In Argentina, recent events reflect ongoing market uncertainty over the fate of the country’s economy. Argentina is struggling to implement policies that move to end nearly three years of recession while protecting against inflation. The appointment of Domingo Cavallo as finance minister has brought instant credibility to Argentine economic policy. Cavallo was the father of the Convertibility Plan that ended years of hyperinflation in the early 1990s and returned the country to economic stability.
Prognosis: Delayed recovery
At the beginning of 2001, forecasters predicted a turnaround in real economic growth in most regions of the world by midyear. But greater-than-expected industrial contractions early this year and ongoing downgrades in consumer and business confidence have pushed their timetable for recovery to later in the year. This turnaround should be fueled by lower worldwide interest rates, reduced energy prices and a rundown in excess inventories.
The current forecast for 2001 global economic growth is the lowest in a decade. The April Consensus Forecast for world real GDP growth in 2001 is 2.3 percent compared to 2000’s estimated rate of 3.9 percent (see the table). Most analysts expect slower annual growth rates in all major economies and areas.

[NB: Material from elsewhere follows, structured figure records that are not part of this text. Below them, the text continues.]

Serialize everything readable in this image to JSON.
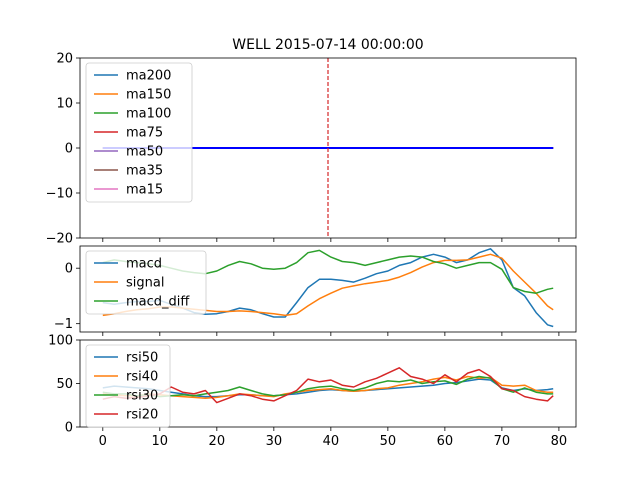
{
  "chart_data": [
    {
      "type": "line",
      "title": "WELL 2015-07-14 00:00:00",
      "xlim": [
        -4,
        83
      ],
      "ylim": [
        -20,
        20
      ],
      "yticks": [
        -20,
        -10,
        0,
        10,
        20
      ],
      "vline": {
        "x": 39.5,
        "color": "#d62728",
        "style": "dashed"
      },
      "legend_position": "upper-left",
      "series": [
        {
          "name": "ma200",
          "color": "#1f77b4",
          "x": [
            0,
            79
          ],
          "y": [
            0,
            0
          ]
        },
        {
          "name": "ma150",
          "color": "#ff7f0e",
          "x": [
            0,
            79
          ],
          "y": [
            0,
            0
          ]
        },
        {
          "name": "ma100",
          "color": "#2ca02c",
          "x": [
            0,
            79
          ],
          "y": [
            0,
            0
          ]
        },
        {
          "name": "ma75",
          "color": "#d62728",
          "x": [
            0,
            79
          ],
          "y": [
            0,
            0
          ]
        },
        {
          "name": "ma50",
          "color": "#9467bd",
          "x": [
            0,
            79
          ],
          "y": [
            0,
            0
          ]
        },
        {
          "name": "ma35",
          "color": "#8c564b",
          "x": [
            0,
            79
          ],
          "y": [
            0,
            0
          ]
        },
        {
          "name": "ma15",
          "color": "#e377c2",
          "x": [
            0,
            79
          ],
          "y": [
            0,
            0
          ]
        },
        {
          "name": "",
          "color": "#0000ff",
          "x": [
            0,
            79
          ],
          "y": [
            0,
            0
          ]
        }
      ]
    },
    {
      "type": "line",
      "xlim": [
        -4,
        83
      ],
      "ylim": [
        -1.15,
        0.4
      ],
      "yticks": [
        -1,
        0
      ],
      "legend_position": "upper-left",
      "series": [
        {
          "name": "macd",
          "color": "#1f77b4",
          "x": [
            0,
            2,
            4,
            6,
            8,
            10,
            12,
            14,
            16,
            18,
            20,
            22,
            24,
            26,
            28,
            30,
            32,
            34,
            36,
            38,
            40,
            42,
            44,
            46,
            48,
            50,
            52,
            54,
            56,
            58,
            60,
            62,
            64,
            66,
            68,
            70,
            72,
            74,
            76,
            78,
            79
          ],
          "y": [
            -0.62,
            -0.65,
            -0.62,
            -0.6,
            -0.6,
            -0.58,
            -0.65,
            -0.72,
            -0.8,
            -0.83,
            -0.82,
            -0.78,
            -0.72,
            -0.75,
            -0.82,
            -0.88,
            -0.88,
            -0.62,
            -0.35,
            -0.2,
            -0.2,
            -0.22,
            -0.25,
            -0.18,
            -0.1,
            -0.05,
            0.05,
            0.1,
            0.2,
            0.25,
            0.2,
            0.1,
            0.15,
            0.28,
            0.35,
            0.15,
            -0.35,
            -0.5,
            -0.8,
            -1.02,
            -1.05
          ]
        },
        {
          "name": "signal",
          "color": "#ff7f0e",
          "x": [
            0,
            2,
            4,
            6,
            8,
            10,
            12,
            14,
            16,
            18,
            20,
            22,
            24,
            26,
            28,
            30,
            32,
            34,
            36,
            38,
            40,
            42,
            44,
            46,
            48,
            50,
            52,
            54,
            56,
            58,
            60,
            62,
            64,
            66,
            68,
            70,
            72,
            74,
            76,
            78,
            79
          ],
          "y": [
            -0.85,
            -0.82,
            -0.78,
            -0.75,
            -0.73,
            -0.7,
            -0.7,
            -0.72,
            -0.74,
            -0.76,
            -0.78,
            -0.78,
            -0.77,
            -0.78,
            -0.8,
            -0.82,
            -0.85,
            -0.82,
            -0.68,
            -0.55,
            -0.45,
            -0.36,
            -0.32,
            -0.28,
            -0.25,
            -0.22,
            -0.16,
            -0.08,
            0.02,
            0.1,
            0.14,
            0.14,
            0.15,
            0.2,
            0.25,
            0.18,
            -0.05,
            -0.25,
            -0.45,
            -0.68,
            -0.75
          ]
        },
        {
          "name": "macd_diff",
          "color": "#2ca02c",
          "x": [
            0,
            2,
            4,
            6,
            8,
            10,
            12,
            14,
            16,
            18,
            20,
            22,
            24,
            26,
            28,
            30,
            32,
            34,
            36,
            38,
            40,
            42,
            44,
            46,
            48,
            50,
            52,
            54,
            56,
            58,
            60,
            62,
            64,
            66,
            68,
            70,
            72,
            74,
            76,
            78,
            79
          ],
          "y": [
            0.1,
            0.15,
            0.12,
            0.1,
            0.08,
            0.05,
            0.0,
            -0.05,
            -0.08,
            -0.1,
            -0.05,
            0.05,
            0.12,
            0.08,
            0.0,
            -0.02,
            0.0,
            0.1,
            0.28,
            0.32,
            0.2,
            0.12,
            0.1,
            0.05,
            0.1,
            0.15,
            0.2,
            0.22,
            0.2,
            0.12,
            0.08,
            0.0,
            0.05,
            0.1,
            0.1,
            -0.02,
            -0.35,
            -0.42,
            -0.45,
            -0.38,
            -0.36
          ]
        }
      ]
    },
    {
      "type": "line",
      "xlim": [
        -4,
        83
      ],
      "ylim": [
        0,
        100
      ],
      "yticks": [
        0,
        50,
        100
      ],
      "xticks": [
        0,
        10,
        20,
        30,
        40,
        50,
        60,
        70,
        80
      ],
      "legend_position": "upper-left",
      "series": [
        {
          "name": "rsi50",
          "color": "#1f77b4",
          "x": [
            0,
            2,
            4,
            6,
            8,
            10,
            12,
            14,
            16,
            18,
            20,
            22,
            24,
            26,
            28,
            30,
            32,
            34,
            36,
            38,
            40,
            42,
            44,
            46,
            48,
            50,
            52,
            54,
            56,
            58,
            60,
            62,
            64,
            66,
            68,
            70,
            72,
            74,
            76,
            78,
            79
          ],
          "y": [
            45,
            47,
            46,
            45,
            44,
            42,
            40,
            38,
            36,
            35,
            35,
            36,
            37,
            37,
            36,
            36,
            37,
            38,
            40,
            42,
            43,
            42,
            41,
            42,
            43,
            44,
            45,
            46,
            47,
            48,
            50,
            51,
            53,
            55,
            54,
            45,
            42,
            44,
            42,
            43,
            44
          ]
        },
        {
          "name": "rsi40",
          "color": "#ff7f0e",
          "x": [
            0,
            2,
            4,
            6,
            8,
            10,
            12,
            14,
            16,
            18,
            20,
            22,
            24,
            26,
            28,
            30,
            32,
            34,
            36,
            38,
            40,
            42,
            44,
            46,
            48,
            50,
            52,
            54,
            56,
            58,
            60,
            62,
            64,
            66,
            68,
            70,
            72,
            74,
            76,
            78,
            79
          ],
          "y": [
            38,
            37,
            36,
            36,
            38,
            37,
            36,
            35,
            34,
            33,
            34,
            36,
            38,
            37,
            36,
            35,
            38,
            40,
            42,
            43,
            44,
            42,
            41,
            42,
            44,
            45,
            48,
            50,
            52,
            55,
            57,
            54,
            58,
            56,
            57,
            48,
            47,
            48,
            42,
            40,
            40
          ]
        },
        {
          "name": "rsi30",
          "color": "#2ca02c",
          "x": [
            0,
            2,
            4,
            6,
            8,
            10,
            12,
            14,
            16,
            18,
            20,
            22,
            24,
            26,
            28,
            30,
            32,
            34,
            36,
            38,
            40,
            42,
            44,
            46,
            48,
            50,
            52,
            54,
            56,
            58,
            60,
            62,
            64,
            66,
            68,
            70,
            72,
            74,
            76,
            78,
            79
          ],
          "y": [
            40,
            38,
            38,
            36,
            37,
            35,
            36,
            37,
            36,
            38,
            40,
            42,
            46,
            42,
            38,
            36,
            37,
            40,
            44,
            46,
            47,
            44,
            42,
            45,
            50,
            53,
            52,
            54,
            50,
            52,
            53,
            49,
            55,
            58,
            56,
            44,
            40,
            45,
            40,
            38,
            38
          ]
        },
        {
          "name": "rsi20",
          "color": "#d62728",
          "x": [
            0,
            2,
            4,
            6,
            8,
            10,
            12,
            14,
            16,
            18,
            20,
            22,
            24,
            26,
            28,
            30,
            32,
            34,
            36,
            38,
            40,
            42,
            44,
            46,
            48,
            50,
            52,
            54,
            56,
            58,
            60,
            62,
            64,
            66,
            68,
            70,
            72,
            74,
            76,
            78,
            79
          ],
          "y": [
            32,
            35,
            33,
            34,
            36,
            38,
            46,
            40,
            38,
            42,
            28,
            33,
            38,
            36,
            32,
            30,
            36,
            42,
            55,
            52,
            54,
            48,
            46,
            52,
            56,
            62,
            68,
            58,
            55,
            50,
            60,
            52,
            62,
            66,
            58,
            44,
            42,
            35,
            32,
            30,
            36
          ]
        }
      ]
    }
  ]
}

Forecasters expect the most pronounced year-over-year slowdown in North America, followed by the developing countries of Asia. Japan’s economy is predicted to remain stagnant while Latin American growth should also decelerate until later this year. Europe’s economy is forecast to slow as well.
|Global Real GDP Outlook|
|Percent Change From Previous Year|
|*Not including China|
|Sources: April 2001 Consensus Forecasts; Federal Reserve Bank of Atlanta|
Protectionism: Not the cure
Weak growth abroad and the strong dollar mean that the United States can expect little help from exports in its bid to return to stronger economic growth. In the face of these pressures, calls for efforts to shield the U.S. economy through protectionist measures may emerge. Both economic theory and experience show that protectionism is not the answer, however. Instead, maintaining close economic ties to the rest of the world is in the best interests of the United States in both the long and short term.
The United States remains a world leader in supporting free trade and open capital markets. The U.S. economy has been and will continue to be a major beneficiary of the open global system. More international goods and capital than ever before flow into the United States, giving consumers more choices at lower prices than possible under a closed economic system. The flow of capital has helped lower borrowing costs for individuals and businesses, and the competition fostered by an open trading system has helped make the U.S. economy among the most productive in the world.
Although the recent U.S. economic sneeze has helped the world catch cold, both the United States and other economies should be moving toward faster growth by late 2001. Maintaining and expanding ties with foreign economies through international trade and investment will help the global economy return to better health.